“Nosotros no podemos conducir por ti”. ¿Quién no ha escuchado alguna vez la ya famosísima frase de la Dirección General de Tráfico (DGT) en sus diversas campañas para concienciar a los conductores y así disminuir los accidentes en nuestras carreteras? Más o menos veces, todos hemos oído e, incluso, leído semejante lema, ¿pero conducir es lo único que hacemos mal?
La falta de sueño, el cansancio, la fatiga, el alcohol, las drogas… Muchas pueden ser las causas de los accidentes de tráfico en España y de las numerosas víctimas que, fin de semana tras fin de semana, se dejan la vida en sus vehículos. Pero no creo que ese sea el único factor influyente en las distracciones y otros descuidos. Cuando viajamos, por ejemplo, por una autovía, nos encontramos miles de letras, palabras y mensajes por todos lados que leemos sin quererlo en la mayoría de los casos. ¿De qué se trata?

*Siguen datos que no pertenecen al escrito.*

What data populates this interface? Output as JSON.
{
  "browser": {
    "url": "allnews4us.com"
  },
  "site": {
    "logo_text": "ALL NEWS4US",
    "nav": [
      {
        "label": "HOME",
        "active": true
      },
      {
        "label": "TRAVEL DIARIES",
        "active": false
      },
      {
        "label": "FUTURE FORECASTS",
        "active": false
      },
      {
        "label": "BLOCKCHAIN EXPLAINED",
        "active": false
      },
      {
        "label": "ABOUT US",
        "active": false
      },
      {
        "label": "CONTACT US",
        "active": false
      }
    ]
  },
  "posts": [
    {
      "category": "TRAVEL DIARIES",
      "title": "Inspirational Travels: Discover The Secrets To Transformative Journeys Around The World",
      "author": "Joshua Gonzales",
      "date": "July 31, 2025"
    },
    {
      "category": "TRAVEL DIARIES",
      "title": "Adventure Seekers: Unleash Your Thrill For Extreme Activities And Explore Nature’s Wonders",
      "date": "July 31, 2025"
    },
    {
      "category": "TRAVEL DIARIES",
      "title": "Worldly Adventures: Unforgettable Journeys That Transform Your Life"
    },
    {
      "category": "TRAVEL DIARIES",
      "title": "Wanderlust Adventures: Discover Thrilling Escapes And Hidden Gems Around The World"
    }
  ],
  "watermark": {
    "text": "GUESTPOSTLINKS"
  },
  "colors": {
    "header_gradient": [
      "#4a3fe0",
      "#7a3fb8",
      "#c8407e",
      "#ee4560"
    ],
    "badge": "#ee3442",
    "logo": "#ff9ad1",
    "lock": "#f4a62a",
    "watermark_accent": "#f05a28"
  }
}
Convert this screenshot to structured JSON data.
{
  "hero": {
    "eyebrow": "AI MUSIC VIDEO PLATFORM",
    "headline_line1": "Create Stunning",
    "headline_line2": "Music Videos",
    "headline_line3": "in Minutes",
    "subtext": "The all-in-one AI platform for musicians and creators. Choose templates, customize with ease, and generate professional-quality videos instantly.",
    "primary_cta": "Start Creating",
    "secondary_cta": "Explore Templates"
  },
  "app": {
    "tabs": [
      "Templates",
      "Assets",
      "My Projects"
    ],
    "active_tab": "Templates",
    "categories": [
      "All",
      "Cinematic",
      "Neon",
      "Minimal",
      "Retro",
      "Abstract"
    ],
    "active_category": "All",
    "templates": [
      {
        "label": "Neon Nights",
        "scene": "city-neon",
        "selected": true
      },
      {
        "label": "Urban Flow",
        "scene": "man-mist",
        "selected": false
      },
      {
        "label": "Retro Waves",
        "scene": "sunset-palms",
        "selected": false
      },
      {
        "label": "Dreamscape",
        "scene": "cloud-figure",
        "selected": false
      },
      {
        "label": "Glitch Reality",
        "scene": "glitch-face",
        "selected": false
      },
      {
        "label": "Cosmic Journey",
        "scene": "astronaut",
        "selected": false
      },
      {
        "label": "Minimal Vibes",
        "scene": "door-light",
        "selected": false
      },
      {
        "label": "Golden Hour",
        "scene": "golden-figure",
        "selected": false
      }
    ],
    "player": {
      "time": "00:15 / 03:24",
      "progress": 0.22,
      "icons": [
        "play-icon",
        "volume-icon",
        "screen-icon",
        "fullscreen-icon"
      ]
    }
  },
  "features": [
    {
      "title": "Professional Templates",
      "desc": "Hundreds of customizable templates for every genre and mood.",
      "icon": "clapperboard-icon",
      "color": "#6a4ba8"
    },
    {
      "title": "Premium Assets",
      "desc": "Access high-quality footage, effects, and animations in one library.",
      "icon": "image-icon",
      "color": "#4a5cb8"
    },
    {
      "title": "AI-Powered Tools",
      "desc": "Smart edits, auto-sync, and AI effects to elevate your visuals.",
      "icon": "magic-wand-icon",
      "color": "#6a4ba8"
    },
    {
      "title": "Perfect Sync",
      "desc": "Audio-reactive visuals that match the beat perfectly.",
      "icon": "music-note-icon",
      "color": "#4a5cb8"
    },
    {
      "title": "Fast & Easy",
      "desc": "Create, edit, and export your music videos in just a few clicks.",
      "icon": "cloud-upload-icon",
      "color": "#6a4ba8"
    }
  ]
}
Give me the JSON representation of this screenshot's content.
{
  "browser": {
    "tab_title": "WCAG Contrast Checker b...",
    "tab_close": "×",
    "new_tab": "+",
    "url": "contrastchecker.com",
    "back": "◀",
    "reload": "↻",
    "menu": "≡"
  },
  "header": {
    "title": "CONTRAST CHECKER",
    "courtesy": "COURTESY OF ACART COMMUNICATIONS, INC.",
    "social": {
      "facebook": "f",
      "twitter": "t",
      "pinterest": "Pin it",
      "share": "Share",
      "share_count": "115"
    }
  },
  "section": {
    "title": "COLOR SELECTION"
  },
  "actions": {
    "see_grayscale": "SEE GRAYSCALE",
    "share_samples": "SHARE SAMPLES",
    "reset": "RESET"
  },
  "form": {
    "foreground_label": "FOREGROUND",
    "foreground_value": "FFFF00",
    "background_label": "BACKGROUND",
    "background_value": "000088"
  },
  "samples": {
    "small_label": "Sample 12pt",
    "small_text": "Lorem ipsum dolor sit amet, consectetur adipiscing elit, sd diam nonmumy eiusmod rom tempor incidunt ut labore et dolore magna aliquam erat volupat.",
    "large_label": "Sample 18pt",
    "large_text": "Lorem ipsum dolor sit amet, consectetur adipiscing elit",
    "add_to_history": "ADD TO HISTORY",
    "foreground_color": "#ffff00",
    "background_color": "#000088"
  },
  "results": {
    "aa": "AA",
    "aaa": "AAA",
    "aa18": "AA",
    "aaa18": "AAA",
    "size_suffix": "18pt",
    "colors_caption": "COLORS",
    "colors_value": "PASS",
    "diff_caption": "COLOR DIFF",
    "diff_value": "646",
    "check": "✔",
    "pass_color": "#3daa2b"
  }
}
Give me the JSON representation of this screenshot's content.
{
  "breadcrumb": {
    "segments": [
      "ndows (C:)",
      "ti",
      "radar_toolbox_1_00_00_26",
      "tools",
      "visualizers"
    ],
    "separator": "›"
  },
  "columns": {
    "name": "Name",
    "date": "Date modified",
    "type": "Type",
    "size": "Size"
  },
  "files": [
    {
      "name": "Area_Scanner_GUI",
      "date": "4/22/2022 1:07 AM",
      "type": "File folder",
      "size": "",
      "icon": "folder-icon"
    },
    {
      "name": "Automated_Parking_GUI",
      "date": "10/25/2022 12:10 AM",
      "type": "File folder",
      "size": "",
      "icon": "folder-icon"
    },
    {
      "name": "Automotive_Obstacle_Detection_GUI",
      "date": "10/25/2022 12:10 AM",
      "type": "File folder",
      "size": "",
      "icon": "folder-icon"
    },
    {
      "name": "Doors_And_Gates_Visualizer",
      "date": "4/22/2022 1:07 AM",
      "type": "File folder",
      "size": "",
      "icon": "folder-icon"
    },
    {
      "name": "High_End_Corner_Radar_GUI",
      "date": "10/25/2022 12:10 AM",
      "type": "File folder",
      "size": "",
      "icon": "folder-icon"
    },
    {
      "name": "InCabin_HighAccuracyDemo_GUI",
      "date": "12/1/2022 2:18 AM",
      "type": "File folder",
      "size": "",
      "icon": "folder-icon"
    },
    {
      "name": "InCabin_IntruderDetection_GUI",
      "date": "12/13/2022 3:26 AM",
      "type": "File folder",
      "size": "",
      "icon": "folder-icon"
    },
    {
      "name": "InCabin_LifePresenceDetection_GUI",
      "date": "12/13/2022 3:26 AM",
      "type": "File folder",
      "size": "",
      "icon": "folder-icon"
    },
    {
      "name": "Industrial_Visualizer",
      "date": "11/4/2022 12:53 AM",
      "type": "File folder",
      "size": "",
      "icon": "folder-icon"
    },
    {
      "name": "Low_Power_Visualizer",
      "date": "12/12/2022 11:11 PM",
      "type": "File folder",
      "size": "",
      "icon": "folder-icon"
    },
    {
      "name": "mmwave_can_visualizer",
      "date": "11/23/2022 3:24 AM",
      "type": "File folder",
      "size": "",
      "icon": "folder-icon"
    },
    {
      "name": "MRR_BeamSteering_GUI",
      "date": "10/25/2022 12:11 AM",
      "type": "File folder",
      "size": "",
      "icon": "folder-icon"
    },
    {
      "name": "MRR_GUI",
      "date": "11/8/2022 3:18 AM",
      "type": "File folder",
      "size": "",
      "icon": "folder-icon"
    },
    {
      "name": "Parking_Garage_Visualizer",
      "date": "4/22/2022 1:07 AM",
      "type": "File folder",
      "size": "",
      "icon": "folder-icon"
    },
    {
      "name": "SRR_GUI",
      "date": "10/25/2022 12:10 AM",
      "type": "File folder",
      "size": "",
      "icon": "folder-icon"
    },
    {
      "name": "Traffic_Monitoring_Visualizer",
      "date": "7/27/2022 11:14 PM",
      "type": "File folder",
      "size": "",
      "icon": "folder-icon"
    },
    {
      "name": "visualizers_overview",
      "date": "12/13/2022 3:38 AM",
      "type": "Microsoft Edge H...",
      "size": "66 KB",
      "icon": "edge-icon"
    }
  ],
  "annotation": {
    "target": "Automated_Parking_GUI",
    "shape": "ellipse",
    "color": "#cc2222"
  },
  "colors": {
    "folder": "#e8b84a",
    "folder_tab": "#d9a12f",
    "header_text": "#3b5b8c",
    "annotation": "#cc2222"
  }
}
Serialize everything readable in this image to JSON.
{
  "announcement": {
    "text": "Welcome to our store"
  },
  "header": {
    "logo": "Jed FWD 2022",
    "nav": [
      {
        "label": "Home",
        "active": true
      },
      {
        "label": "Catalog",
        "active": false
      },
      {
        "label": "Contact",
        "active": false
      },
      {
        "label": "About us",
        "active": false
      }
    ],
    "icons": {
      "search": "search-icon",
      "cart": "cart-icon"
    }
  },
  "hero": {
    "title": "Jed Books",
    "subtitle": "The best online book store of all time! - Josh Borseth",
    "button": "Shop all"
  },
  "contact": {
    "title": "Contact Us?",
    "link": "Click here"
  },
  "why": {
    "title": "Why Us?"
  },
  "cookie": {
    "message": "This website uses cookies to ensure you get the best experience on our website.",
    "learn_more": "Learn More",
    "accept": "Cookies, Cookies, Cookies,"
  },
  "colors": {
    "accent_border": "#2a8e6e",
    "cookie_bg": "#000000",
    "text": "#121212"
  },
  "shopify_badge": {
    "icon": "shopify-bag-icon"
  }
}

Centrémonos en dos elementos diferentes pero muy similares a su vez que, en mi opinión, pueden ser culpables de algunas de las distracciones al volante que tienen lugar a diario.
En primer lugar, quiero hacer referencia a aquella publicidad absurda que se encuentra en cada kilómetro de la mayoría de las carreteras españolas (en especial autovías). Y digo lo de ”absurda” porque nadie con un poco de cabeza y sentido común va a ir corriendo al centro comercial de al lado solamente porque aparezcan enumeradas las numerosas tiendas que hay en él, ni tampoco se va a dejar todo por visitar los Paradores que hay en ciertos municipios y ciudades, entre otros. Digamos que, en parte, se parece a esos anuncios de televisión que ”cortan” el programa que estamos viendo durante 15 ó 20 interminables minutos, esos que, a pesar de que se puede apreciar una notable subida del volumen por parte de los responsables de las cadenas televisivas (otra cosa absurda, porque no creo que nadie vaya a prestar más atención porque esté más alto el sonido, pero bueno), la gente opta por cambiar de canal o, simplemente, por quitar el volumen hasta que el programa que se estaba siguiendo se reanude. Pero lo que no tiene perdón es lo de las carreteras, porque, además de que para la inmensa mayoría de los conductores esos anuncios son dignos de ser ignorados, el tiempo que de manera involuntaria emplean para mirarlos es tiempo que puede ser clave para evitar un golpe, para frenar cuando imprevisiblemente se forma un atasco increible del que anteriormente no se sospecharía, etcétera. Así, el tiempo de reacción aumenta de manera preocupante, pudiendo igualarse o superar al que se derivaría de un nivel de alcohol superior al permitido, por ejemplo. Y lo peor de todo es que más de la mitad de las veces aparecen varios cartelitos juntos, en el mismo espacio publicitario, lo que multiplica la distracción y, por consiguiente, el tiempo de reacción.
Por otro lado, y no menos importante, cabe dedicar un párrafo a la DGT, ya que también participa, sin ser ese su objetivo (evidentemente), en algunas distracciones de las que tienen lugar diariamente. ¿Cómo? Los paneles informativos, aquellos que indican el tráfico que hay en un intervalo kilométrico determinado, que anuncian un accidente producido más adelante…, es decir, los que nos notifican algo que podría sorprendernos pasados unos minutos, son los que, desde hace ya un tiempo, suelen ser empleados por la Dirección de General de Tráfico para concienciar a los conductores acerca de las consecuencias que pueden tener los descuidos irresponsables, además de citar el número de víctimas mortales que se produjeron en el mismo periodo de tiempo de un año atrás (fin de semana, Semana Santa, Navidades, operación salida del mes de julio, Puente de los Santos…). Sin embargo, al igual que ocurre con la publicidad en las carreteras que he mencionado anteriormente, puede ser un manera de “entretener” a los usuarios de la vía en cuestión, ya que, mientras leen lo que la DGT intenta transmitir para disminuir el número de accidentes en España, es tiempo que pierden para divisar lo que está ocurriendo a su alrededor, tiempo que podría ser usado para estudiar lo que está pasando durante cada segundo del viaje. De esta manera, de nuevo aumentaría el tiempo de reacción y las posibilidades de producirse un accidente de tráfico aumentarían de manera importante. Además, puede resultar bastante “infantil”, teniendo en cuenta que estamos hablando de adultos, gente a la que no hay que estar recordando continuamente algo que ya saben con anterioridad, por lo que esos mensajes no van a hacer cambiar la actitud de los conductores, pues el que corre va a seguir corriendo, y el prudente va a seguir siéndolo.
Así, tal vez sería conveniente pensar, analizar y llevar a cabo nuevas alternativas para concienciar a los conductores sin poner en peligro las condiciones de las carreteras españolas.